近年來，影像導引系統被廣泛的應用在各個領域，例如：行動載具之自動駕駛、飛彈追蹤系統、居家保全以及自走式機器人等等。影像導引系統主要是模擬人類的視覺，用來指引追蹤系統其目標物所在位置。本論文提出一個新穎的演算方法來達到“移動目標物追蹤”的目的。影像導引系統是先由CMOS sensor抓取灰階的圖像，再經本論文所提出的演算法將圖像經過二質化、邊緣偵測、動態估測等，最後將目標物移動後的位置偵測出來。影像處理的演算法結果用來提供驅動追蹤系統所需的資訊。在影像估測方面，提出一個簡單且有效率的演算法來使移動目標物的移動方向正確的被偵測出來，並且追蹤系統確實的移動到目標物移動後所停留的方向。本論文所提出的演算法只由單一顆DSP晶片來執行影像處理部份，搭配驅動的dsPIC晶片，建構出整個影像導引的追蹤系統。
　　為了證明本論文所提出的演算法的效能，利用靜態的實驗結果以及動態的實驗結果來證實，其靜態響應是展現影像處理演算法的效能，而動態響應是展現影像估測的效能。經由各種不同的實例所得到的實驗結果，來證明演算法其在現實環境的實用性。由實驗可知，本論文所提出的演算法結合簡單的硬體便能達到有效的移動目標物追蹤。

Recently, the image-guiding system is widely used in many applications, such as mobile vehicle auto-driving, missile tracking, security and autonomous mobile robot. The aim of image-guiding system is to imitate the human sense of vision. This thesis proposes a novel approach to perform the real world “moving target tracking ”task, which is able to guide a mobile vehicle. The image-guiding system uses the gray-level images from a CMOS sensor on the mobile vehicle to execute the image-processing. The scheme of image-processing provides the output information for drive the mobile vehicle. The motion estimation provides a simple and useful method between the moving target and desired output for tracking system.
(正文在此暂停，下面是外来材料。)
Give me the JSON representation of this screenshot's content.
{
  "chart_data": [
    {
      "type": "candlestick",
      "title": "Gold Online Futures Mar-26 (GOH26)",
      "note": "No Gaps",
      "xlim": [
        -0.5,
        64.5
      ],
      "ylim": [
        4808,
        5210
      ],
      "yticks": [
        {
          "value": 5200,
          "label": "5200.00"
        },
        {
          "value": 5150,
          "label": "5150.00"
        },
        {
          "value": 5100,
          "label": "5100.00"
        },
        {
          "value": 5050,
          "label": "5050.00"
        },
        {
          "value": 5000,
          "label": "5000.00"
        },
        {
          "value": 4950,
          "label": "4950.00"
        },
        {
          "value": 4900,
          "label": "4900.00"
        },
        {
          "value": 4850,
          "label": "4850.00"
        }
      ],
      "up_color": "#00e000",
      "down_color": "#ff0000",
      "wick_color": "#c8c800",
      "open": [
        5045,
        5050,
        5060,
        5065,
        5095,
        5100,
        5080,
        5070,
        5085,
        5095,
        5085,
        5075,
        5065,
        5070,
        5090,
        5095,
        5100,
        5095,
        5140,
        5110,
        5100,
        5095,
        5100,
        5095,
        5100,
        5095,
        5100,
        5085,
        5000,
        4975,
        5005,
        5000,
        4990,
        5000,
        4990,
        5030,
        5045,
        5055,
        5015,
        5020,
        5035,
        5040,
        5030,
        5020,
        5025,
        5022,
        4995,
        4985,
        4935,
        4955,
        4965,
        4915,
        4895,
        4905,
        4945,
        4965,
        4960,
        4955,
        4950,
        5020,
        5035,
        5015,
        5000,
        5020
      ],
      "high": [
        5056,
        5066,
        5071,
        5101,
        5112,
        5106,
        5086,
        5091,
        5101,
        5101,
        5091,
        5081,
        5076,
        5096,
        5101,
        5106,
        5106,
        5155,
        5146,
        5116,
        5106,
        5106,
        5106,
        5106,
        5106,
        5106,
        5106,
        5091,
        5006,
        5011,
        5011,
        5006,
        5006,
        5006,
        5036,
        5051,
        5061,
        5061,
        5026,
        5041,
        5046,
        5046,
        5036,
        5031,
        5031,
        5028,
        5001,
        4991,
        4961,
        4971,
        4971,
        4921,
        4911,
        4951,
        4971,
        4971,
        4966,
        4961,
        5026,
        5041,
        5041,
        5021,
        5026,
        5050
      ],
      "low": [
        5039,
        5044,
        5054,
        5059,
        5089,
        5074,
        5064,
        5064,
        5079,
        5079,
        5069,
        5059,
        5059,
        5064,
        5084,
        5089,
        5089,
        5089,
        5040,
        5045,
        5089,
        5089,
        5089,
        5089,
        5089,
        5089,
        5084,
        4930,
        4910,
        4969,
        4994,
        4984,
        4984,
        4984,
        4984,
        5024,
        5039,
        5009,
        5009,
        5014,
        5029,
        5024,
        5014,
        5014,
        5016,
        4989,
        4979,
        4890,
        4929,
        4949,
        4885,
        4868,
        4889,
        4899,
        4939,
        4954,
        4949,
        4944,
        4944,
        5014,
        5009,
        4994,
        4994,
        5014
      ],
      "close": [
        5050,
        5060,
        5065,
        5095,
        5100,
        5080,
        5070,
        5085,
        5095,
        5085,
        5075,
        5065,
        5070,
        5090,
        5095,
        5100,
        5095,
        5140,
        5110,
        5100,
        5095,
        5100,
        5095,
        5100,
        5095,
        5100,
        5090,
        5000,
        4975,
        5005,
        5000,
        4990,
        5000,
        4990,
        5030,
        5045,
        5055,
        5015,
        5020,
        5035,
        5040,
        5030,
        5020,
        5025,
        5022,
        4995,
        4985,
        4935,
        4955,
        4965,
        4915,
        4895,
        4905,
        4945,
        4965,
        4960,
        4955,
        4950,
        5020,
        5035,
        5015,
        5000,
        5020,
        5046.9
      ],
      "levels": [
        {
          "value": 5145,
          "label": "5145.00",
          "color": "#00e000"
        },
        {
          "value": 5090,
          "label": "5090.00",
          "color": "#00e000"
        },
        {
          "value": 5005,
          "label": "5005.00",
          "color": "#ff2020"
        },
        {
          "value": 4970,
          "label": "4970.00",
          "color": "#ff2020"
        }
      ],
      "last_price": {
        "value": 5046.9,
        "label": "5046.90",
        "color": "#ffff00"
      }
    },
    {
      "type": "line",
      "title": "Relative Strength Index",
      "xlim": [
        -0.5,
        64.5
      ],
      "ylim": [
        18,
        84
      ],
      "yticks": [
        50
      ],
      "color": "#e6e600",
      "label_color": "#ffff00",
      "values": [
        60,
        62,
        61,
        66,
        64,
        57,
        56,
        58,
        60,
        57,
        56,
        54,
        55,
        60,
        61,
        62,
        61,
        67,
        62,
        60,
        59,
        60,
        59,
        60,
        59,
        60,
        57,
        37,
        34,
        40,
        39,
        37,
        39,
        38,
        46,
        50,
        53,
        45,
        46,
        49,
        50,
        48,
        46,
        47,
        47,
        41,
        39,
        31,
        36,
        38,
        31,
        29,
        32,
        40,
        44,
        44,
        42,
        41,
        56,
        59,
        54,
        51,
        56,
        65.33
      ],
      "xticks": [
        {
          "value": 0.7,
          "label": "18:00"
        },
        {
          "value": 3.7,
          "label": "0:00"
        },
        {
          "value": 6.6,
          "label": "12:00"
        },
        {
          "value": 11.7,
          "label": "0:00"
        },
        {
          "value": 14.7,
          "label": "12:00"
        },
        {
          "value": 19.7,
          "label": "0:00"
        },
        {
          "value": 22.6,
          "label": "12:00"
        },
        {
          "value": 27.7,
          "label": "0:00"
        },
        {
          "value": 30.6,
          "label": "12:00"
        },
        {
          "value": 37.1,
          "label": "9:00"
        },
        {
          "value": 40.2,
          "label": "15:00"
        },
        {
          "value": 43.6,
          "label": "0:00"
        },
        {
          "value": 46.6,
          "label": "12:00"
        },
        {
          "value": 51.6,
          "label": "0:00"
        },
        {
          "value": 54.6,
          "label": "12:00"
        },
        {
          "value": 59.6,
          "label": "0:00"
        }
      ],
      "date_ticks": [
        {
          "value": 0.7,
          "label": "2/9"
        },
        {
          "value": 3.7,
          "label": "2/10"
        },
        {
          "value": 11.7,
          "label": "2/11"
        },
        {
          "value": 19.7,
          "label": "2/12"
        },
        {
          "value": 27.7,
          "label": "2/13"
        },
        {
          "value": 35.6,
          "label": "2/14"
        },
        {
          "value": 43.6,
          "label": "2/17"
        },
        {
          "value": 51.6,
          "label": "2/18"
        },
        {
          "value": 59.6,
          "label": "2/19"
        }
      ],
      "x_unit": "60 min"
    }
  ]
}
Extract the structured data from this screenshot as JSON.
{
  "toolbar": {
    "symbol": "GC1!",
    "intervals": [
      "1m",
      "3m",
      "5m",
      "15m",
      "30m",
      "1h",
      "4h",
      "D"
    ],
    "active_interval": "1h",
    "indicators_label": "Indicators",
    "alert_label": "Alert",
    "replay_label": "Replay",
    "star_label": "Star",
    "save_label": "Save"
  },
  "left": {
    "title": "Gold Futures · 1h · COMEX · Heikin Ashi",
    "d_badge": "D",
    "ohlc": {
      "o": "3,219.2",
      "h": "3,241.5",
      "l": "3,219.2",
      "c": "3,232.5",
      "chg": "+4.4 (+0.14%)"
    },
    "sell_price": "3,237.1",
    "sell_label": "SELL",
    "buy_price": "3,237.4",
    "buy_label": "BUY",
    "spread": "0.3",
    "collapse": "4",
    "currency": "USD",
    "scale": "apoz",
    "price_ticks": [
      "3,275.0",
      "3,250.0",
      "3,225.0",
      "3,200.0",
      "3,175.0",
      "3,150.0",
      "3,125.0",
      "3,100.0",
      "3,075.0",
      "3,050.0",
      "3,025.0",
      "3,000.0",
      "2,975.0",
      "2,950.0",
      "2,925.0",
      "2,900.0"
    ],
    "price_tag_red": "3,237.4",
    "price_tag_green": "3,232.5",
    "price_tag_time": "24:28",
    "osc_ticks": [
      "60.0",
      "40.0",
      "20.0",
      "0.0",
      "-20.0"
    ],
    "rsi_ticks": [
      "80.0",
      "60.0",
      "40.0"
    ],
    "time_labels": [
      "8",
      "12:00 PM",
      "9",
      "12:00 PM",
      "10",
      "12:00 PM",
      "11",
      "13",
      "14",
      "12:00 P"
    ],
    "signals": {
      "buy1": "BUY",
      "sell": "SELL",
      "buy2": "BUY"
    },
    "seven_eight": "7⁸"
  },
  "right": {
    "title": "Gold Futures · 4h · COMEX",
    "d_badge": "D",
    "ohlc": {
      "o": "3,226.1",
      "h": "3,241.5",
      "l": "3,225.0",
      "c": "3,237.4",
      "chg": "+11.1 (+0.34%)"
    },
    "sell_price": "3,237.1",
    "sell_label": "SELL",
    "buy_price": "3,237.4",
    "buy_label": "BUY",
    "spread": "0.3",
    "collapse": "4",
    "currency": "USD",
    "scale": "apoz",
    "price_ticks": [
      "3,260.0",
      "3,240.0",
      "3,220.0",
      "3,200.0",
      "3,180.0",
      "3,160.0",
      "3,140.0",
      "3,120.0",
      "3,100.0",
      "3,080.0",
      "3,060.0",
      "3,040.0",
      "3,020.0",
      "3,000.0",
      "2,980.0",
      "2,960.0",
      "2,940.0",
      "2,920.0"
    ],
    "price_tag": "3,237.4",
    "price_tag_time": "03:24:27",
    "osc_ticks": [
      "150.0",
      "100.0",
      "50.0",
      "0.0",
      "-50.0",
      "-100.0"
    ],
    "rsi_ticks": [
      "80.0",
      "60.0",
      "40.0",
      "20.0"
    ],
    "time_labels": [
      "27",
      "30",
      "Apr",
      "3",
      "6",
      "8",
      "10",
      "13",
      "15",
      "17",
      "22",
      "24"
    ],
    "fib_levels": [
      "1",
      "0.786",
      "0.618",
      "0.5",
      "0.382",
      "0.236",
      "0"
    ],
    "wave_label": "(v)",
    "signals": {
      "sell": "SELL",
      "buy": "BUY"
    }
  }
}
The overall algorithm is implemented by a single DSP chip combined with a dsPIC chip to achieve the real-time of target tracking.
To verify the effect of the proposed algorithm, experiments are executed to show the results of static response and dynamic response. The different experiments are adopted to prove the practicability in the real world. The experimental results demonstrate that the proposed algorithm combined with the hardware has good performance to achieve the target tracking task.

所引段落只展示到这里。